Il importe de mettre en place un portefeuille qui respecte les objectifs à long terme de l’investisseur, rappelle Raymond Kerzérho, directeur de la recherche chez PWL Capital.»L’investisseur doit comprendre les stratégies en place afin de continuer à y croire quand cela va moins bien», affirme-t-il.

N’oublions pas que la partie à revenu fixe du portefeuille peut contribuer à en stabiliser la valeur et être un filet de sécurité lorsque le marché des actions dégringole.

Et la meilleure façon d’y parvenir pour ce tenant de la gestion passive sera de capter le rendement des marchés à l’échelle planétaire au moindre coût possible. De plus, il existe en gestion passive de nombreux FNB qui vont générer plus de revenus qu’un FNB indiciel générique. «On pourrait choisir un FNB indiciel d’obligations de sociétés à court terme», remarque Raymond Kerzérho.

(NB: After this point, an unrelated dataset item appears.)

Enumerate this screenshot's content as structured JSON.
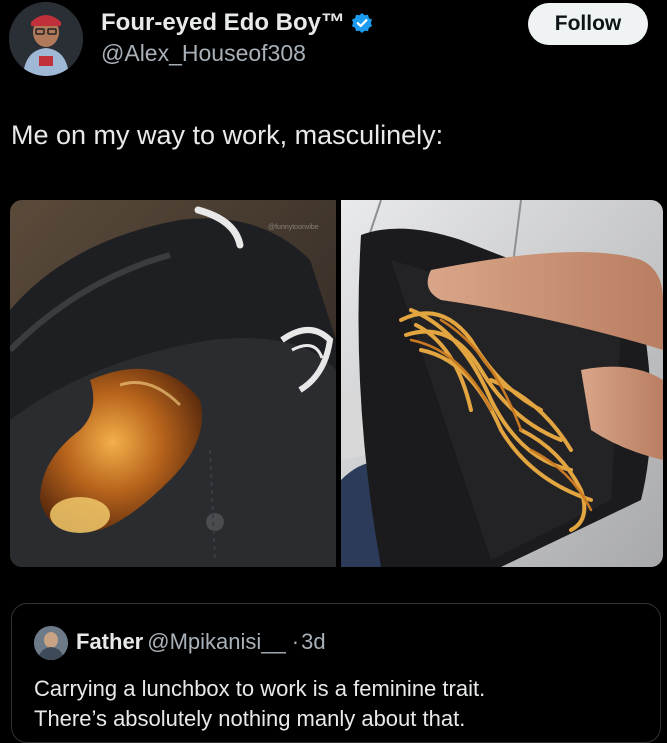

Lorsqu’on investit dans un nombre limité d’obligations individuelles (mandat actif), on risque qu’un seul ou plusieurs défauts de paiement causent un dommage permanent au portefeuille. «En investissant dans un panier de crédits très bien diversifié, on s’en tirera beaucoup mieux s’il y a un défaut. De plus, les défauts de paiement sont rares au sein des obligations de qualité, même si cela arrive à l’occasion», précise le directeur de la recherche chez PWL Capital.

Enfin, certains FNB actifs ne sont pas pleinement investis et ont toujours un certain pourcentage de liquidités en portefeuille. «Je veux éviter d’avoir des liquidités non investies puisque cela ne rapporte rien», observe Raymond Kerzérho.